August 19th is the date.
World!
stop all the leeches
That such your life away and mine.
World!
stop all the leeches
That use their power to strangle hope,
That make of the law a lyncher's rope,
That drop their bombs on China and Spain,
That have no pity for Hunger or pain,
That always, forever, close the door
Against the likes of me, the poor,
AUGUST 19th IS THE DATE.
What flag will fly for me?
AUGUST 19th IS THE DATE.
So deep my grave will be.
AUGUST 19th IS THE DATE.
I'm not the honorable So-and-So.
AUGUST 19th IS THE DATE.
Just a poor boy doomed to go
AUGUST 19th IS THE DATE.

AUGUST 19th IS THE DATE.
Can you make death wait?
AUGUST 19th IS THE DATE.
Will you let me die?
AUGUST 19th IS THE DATE.
Can we make death wait?
AUGUST 19th IS THE DATE.
Will you let me die?
AUGUST 19th IS THE DATE.
AUGUST 19th IS THE DATE.
AUGUST 19th... AUGUST 19th...
AUGUST 19th... AUGUST 19th...
AUGUST 19th...

...
written by patti, December 01, 2008
Wow Victor, you have really out done yourself again.
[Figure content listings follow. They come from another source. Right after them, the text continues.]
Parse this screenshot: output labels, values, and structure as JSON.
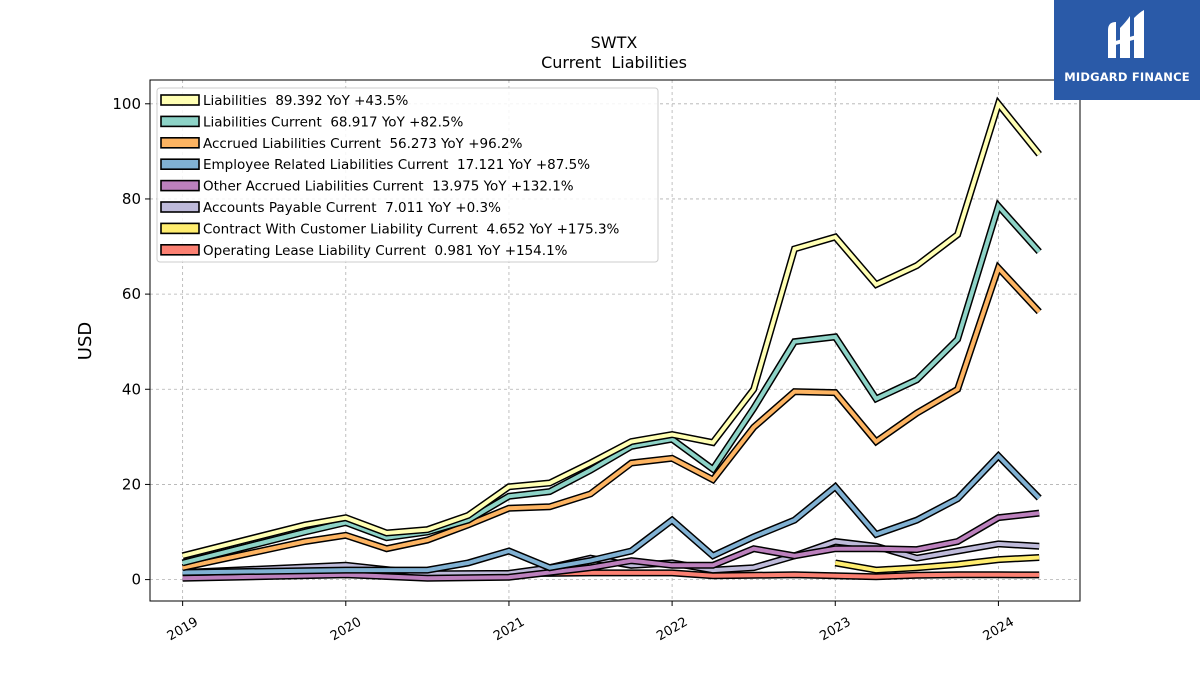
{
  "brand": {
    "name": "MIDGARD FINANCE",
    "bg_color": "#2a5aa8",
    "icon": "midgard-logo-icon"
  },
  "chart_data": {
    "type": "line",
    "title": "SWTX",
    "subtitle": "Current  Liabilities",
    "ylabel": "USD",
    "xlabel": "",
    "ylim": [
      -4.5,
      105
    ],
    "xlim": [
      2018.8,
      2024.5
    ],
    "yticks": [
      0,
      20,
      40,
      60,
      80,
      100
    ],
    "xticks": [
      2019,
      2020,
      2021,
      2022,
      2023,
      2024
    ],
    "grid": true,
    "legend_position": "top-left",
    "series": [
      {
        "name": "Liabilities  89.392 YoY +43.5%",
        "color": "#ffffb3",
        "x": [
          2019.0,
          2019.75,
          2020.0,
          2020.25,
          2020.5,
          2020.75,
          2021.0,
          2021.25,
          2021.5,
          2021.75,
          2022.0,
          2022.25,
          2022.5,
          2022.75,
          2023.0,
          2023.25,
          2023.5,
          2023.75,
          2024.0,
          2024.25
        ],
        "y": [
          5,
          11.5,
          13,
          9.8,
          10.5,
          13.5,
          19.5,
          20.3,
          24.5,
          29,
          30.5,
          28.8,
          40,
          69.5,
          72,
          62,
          66,
          72.5,
          100,
          89.392
        ]
      },
      {
        "name": "Liabilities Current  68.917 YoY +82.5%",
        "color": "#8dd3c7",
        "x": [
          2019.0,
          2019.75,
          2020.0,
          2020.25,
          2020.5,
          2020.75,
          2021.0,
          2021.25,
          2021.5,
          2021.75,
          2022.0,
          2022.25,
          2022.5,
          2022.75,
          2023.0,
          2023.25,
          2023.5,
          2023.75,
          2024.0,
          2024.25
        ],
        "y": [
          3.5,
          10,
          12,
          8.8,
          10,
          12.5,
          17.5,
          18.5,
          23,
          28,
          29.5,
          23.2,
          36,
          50,
          51,
          38,
          42,
          50.5,
          78.5,
          68.917
        ]
      },
      {
        "name": "Accrued Liabilities Current  56.273 YoY +96.2%",
        "color": "#fdb462",
        "x": [
          2019.0,
          2019.75,
          2020.0,
          2020.25,
          2020.5,
          2020.75,
          2021.0,
          2021.25,
          2021.5,
          2021.75,
          2022.0,
          2022.25,
          2022.5,
          2022.75,
          2023.0,
          2023.25,
          2023.5,
          2023.75,
          2024.0,
          2024.25
        ],
        "y": [
          2.5,
          8,
          9.3,
          6.5,
          8.3,
          11.5,
          15,
          15.3,
          18,
          24.5,
          25.5,
          21,
          32,
          39.5,
          39.3,
          29,
          35,
          40,
          65.5,
          56.273
        ]
      },
      {
        "name": "Employee Related Liabilities Current  17.121 YoY +87.5%",
        "color": "#80b1d3",
        "x": [
          2019.0,
          2020.0,
          2020.5,
          2020.75,
          2021.0,
          2021.25,
          2021.5,
          2021.75,
          2022.0,
          2022.25,
          2022.5,
          2022.75,
          2023.0,
          2023.25,
          2023.5,
          2023.75,
          2024.0,
          2024.25
        ],
        "y": [
          1.5,
          2,
          2,
          3.5,
          6,
          2.5,
          4,
          6,
          12.5,
          5,
          9,
          12.5,
          19.5,
          9.5,
          12.5,
          17,
          26,
          17.121
        ]
      },
      {
        "name": "Other Accrued Liabilities Current  13.975 YoY +132.1%",
        "color": "#bc80bd",
        "x": [
          2019.0,
          2020.0,
          2020.5,
          2021.0,
          2021.5,
          2021.75,
          2022.0,
          2022.25,
          2022.5,
          2022.75,
          2023.0,
          2023.25,
          2023.5,
          2023.75,
          2024.0,
          2024.25
        ],
        "y": [
          0.3,
          1,
          0.3,
          0.5,
          2.5,
          4,
          3,
          3,
          6.5,
          5,
          6.5,
          6.5,
          6.3,
          8,
          13,
          13.975
        ]
      },
      {
        "name": "Accounts Payable Current  7.011 YoY +0.3%",
        "color": "#bebada",
        "x": [
          2019.0,
          2020.0,
          2020.5,
          2021.0,
          2021.25,
          2021.5,
          2021.75,
          2022.0,
          2022.25,
          2022.5,
          2022.75,
          2023.0,
          2023.25,
          2023.5,
          2023.75,
          2024.0,
          2024.25
        ],
        "y": [
          1.5,
          3,
          1.2,
          1.3,
          2.5,
          4.5,
          3,
          3.5,
          2,
          2.5,
          5,
          8,
          7,
          4.5,
          6,
          7.5,
          7.011
        ]
      },
      {
        "name": "Contract With Customer Liability Current  4.652 YoY +175.3%",
        "color": "#ffed6f",
        "x": [
          2023.0,
          2023.25,
          2023.5,
          2023.75,
          2024.0,
          2024.25
        ],
        "y": [
          3.5,
          2,
          2.5,
          3.2,
          4.2,
          4.652
        ]
      },
      {
        "name": "Operating Lease Liability Current  0.981 YoY +154.1%",
        "color": "#fb8072",
        "x": [
          2021.0,
          2021.25,
          2021.5,
          2021.75,
          2022.0,
          2022.25,
          2022.5,
          2022.75,
          2023.0,
          2023.25,
          2023.5,
          2023.75,
          2024.0,
          2024.25
        ],
        "y": [
          1.3,
          1.3,
          1.4,
          1.4,
          1.4,
          0.8,
          0.9,
          1,
          0.8,
          0.6,
          0.9,
          1,
          1,
          0.981
        ]
      }
    ]
  }
}
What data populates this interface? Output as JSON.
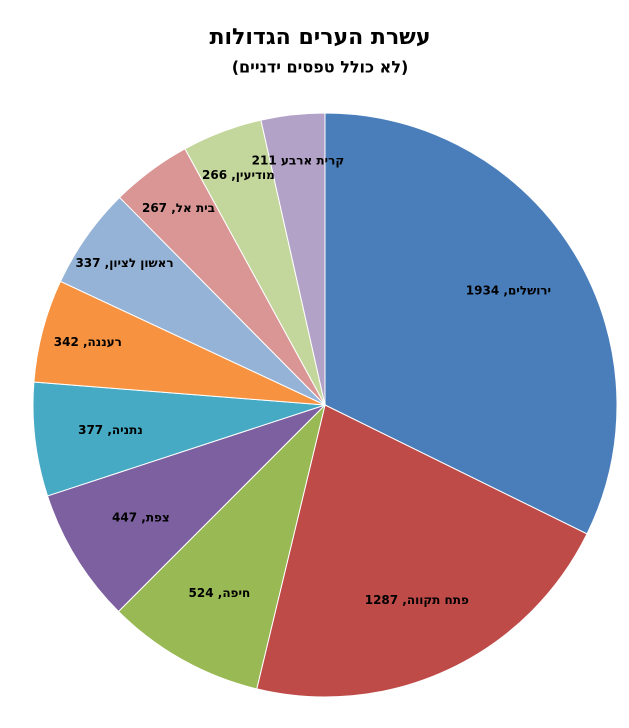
{
  "chart_data": {
    "type": "pie",
    "title": "עשרת הערים הגדולות",
    "subtitle": "(לא כולל טפסים ידניים)",
    "values": [
      1934,
      1287,
      524,
      447,
      377,
      342,
      337,
      267,
      266,
      211
    ],
    "value_labels": [
      "ירושלים, 1934",
      "פתח תקווה, 1287",
      "חיפה, 524",
      "צפת, 447",
      "נתניה, 377",
      "רעננה, 342",
      "ראשון לציון, 337",
      "בית אל, 267",
      "מודיעין, 266",
      "קרית ארבע 211"
    ],
    "colors": [
      "#4a7ebb",
      "#be4b48",
      "#98b954",
      "#7d60a0",
      "#46aac5",
      "#f69240",
      "#95b3d7",
      "#d99694",
      "#c3d69b",
      "#b3a2c7"
    ]
  }
}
Interesting insight on Huges influence on Lorca.

Thanks!
...
written by Victor Marzowicz-Velasquez, December 02, 2008
Thanks. This particular article is the first of several that feel really special to me, because we're getting into the part of the story that I find really cool. And somehow I always have bad timing, with my best articles coming out on the days when there's something big and exciting going down! Hahaha! Well, hopefully the next several will fare better in competing for attention.
...
written by Camellia, December 05, 2008
I'm really loving this site, and this post is a perfect example of why. I really appreciate the thought that goes into these posts and the obvious love for the topics. This one was especially moving, Victor, and the Hughes poem was just beautiful (I am deeply regretting not keeping up with my Spanish and can't read Lorca's). Thanks for sharing your knowledge!
...
written by Victor Marzowicz-Velasquez, December 05, 2008
Thanks so much. I'm really loving this and learning so much. It's very exciting.

That Lorca poem is one of his most famous, and English translations of it are easy to find online -- just be careful to look for the real title and not the one I guessed at! Ha!